Milo heard a hollow laugh. “Doll? What doll, Milo? There’s just me and you, ol’ buddy.”

Milo shuffled around the corner into view of the bathroom. And froze. The gun dropped from his fingers and further shattered some of the glass at his feet. “Oh, my God, Franklin! Oh, my God!”

William Franklin sat on the toilet wearing Milo’s rings, his old slippers, his stolen pajamas, and his other hairpiece. His left eye was patched, and his feet and his right hand were as black and swollen as Milo’s. There was a maniacal look in his remaining eye as he grinned drunkenly and sipped from a four-liter green-glass bottle of white wine. The cuts in his flesh were identical to Milo’s except that a short length of twisted copper wire protruded from each. A screwdriver and a pair of pliers lay in his lap.

M. Trieste’s parting words screamed through his brain:
There is no doll!

“See?” Franklin said in a slurred voice. “You said I had to suffer.”

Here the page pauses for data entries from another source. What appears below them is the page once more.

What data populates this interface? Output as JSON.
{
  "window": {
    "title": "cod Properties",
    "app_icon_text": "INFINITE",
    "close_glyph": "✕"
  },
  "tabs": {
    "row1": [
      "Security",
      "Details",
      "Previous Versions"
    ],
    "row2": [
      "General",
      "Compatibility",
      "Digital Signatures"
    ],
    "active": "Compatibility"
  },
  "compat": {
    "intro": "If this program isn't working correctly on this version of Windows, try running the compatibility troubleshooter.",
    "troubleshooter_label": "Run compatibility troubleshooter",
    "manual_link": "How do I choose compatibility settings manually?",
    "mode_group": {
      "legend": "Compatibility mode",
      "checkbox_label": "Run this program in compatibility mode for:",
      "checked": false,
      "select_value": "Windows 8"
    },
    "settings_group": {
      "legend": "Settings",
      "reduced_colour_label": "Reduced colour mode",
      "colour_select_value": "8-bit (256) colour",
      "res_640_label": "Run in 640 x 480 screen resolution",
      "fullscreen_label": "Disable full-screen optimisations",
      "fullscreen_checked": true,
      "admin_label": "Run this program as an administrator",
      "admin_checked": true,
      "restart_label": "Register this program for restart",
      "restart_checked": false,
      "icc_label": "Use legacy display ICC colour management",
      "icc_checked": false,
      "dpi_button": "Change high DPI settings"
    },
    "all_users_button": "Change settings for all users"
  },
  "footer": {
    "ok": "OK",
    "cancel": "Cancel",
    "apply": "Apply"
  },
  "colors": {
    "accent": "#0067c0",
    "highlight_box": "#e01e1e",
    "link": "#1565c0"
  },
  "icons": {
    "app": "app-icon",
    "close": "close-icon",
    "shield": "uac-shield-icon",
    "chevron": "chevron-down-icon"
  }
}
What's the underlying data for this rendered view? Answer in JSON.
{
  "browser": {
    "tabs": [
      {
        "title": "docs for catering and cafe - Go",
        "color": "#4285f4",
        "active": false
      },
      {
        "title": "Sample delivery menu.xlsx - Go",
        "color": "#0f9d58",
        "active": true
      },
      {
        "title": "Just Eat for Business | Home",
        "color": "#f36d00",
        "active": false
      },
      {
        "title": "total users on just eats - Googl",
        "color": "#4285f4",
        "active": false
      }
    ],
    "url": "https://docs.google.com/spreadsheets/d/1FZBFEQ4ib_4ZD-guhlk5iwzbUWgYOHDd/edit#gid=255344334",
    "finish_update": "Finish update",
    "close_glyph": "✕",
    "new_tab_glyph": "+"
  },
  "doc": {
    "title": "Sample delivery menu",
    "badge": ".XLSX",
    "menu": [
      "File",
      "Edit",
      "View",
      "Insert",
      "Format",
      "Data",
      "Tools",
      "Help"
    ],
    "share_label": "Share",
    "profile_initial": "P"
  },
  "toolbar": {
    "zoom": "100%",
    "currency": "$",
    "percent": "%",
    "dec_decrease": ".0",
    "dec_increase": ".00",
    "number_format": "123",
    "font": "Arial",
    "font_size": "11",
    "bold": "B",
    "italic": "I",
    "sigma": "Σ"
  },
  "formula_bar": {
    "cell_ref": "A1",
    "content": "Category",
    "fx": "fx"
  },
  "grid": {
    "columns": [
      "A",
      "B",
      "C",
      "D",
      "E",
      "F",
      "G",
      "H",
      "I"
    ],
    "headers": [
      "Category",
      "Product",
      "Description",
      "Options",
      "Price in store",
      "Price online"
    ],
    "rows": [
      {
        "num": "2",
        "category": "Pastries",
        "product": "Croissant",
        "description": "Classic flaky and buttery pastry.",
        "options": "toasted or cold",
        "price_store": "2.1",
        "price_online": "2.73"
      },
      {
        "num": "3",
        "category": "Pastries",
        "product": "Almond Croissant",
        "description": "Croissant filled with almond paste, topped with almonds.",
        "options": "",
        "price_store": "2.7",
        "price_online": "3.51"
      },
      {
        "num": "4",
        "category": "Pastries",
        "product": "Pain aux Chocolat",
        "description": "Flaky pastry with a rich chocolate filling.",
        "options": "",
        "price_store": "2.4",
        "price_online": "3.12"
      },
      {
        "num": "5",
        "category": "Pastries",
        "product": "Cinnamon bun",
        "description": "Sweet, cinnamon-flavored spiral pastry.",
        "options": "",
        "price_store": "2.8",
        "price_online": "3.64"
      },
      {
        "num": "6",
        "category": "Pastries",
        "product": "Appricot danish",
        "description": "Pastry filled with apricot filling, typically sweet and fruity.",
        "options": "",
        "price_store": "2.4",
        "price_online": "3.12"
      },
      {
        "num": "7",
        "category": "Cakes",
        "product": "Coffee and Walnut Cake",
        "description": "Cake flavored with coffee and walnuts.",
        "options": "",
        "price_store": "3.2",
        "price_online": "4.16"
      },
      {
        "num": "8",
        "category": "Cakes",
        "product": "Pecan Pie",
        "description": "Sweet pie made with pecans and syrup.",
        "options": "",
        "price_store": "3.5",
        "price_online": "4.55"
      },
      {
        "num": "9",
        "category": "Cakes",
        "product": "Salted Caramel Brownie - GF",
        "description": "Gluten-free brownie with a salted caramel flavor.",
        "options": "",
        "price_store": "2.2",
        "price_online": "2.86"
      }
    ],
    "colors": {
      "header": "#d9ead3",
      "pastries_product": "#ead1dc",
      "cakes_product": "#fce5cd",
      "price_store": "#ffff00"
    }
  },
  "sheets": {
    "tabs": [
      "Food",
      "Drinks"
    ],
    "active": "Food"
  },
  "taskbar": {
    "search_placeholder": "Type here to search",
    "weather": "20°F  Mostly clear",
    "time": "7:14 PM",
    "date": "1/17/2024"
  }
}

Milo wanted to be sick. “Christ! What have you done?”

“I decided to suffer. But I didn’t think I should suffer alone. So I brought you along for company. Sure took you long enough to figure it out.”

Milo bent and picked up the pistol. His left hand wavered and trembled as he pointed it at Franklin. “You . . . you. . . .” He couldn’t think of anything to say.

Franklin casually tossed the wine bottle out onto the floor where it shattered and added to the spikes of glass. Then he pulled open the pajama top. “Right here, Milo, old buddy!” he said, pointing to his heart. “Do you really think you want to put a slug into me?”

Milo thought about that. It might be like putting a bullet into his own heart. He felt his arm drop. “Why . . . how . . . I don’t deserve. . . .”

Franklin closed his eye and grimaced. He looked as if he were about to cry. “I know,” he said. “It’s gone too far. Maybe you really don’t deserve all this. I’ve always known I was a little bit crazy, but maybe I’m a lot crazier than I ever thought I was.”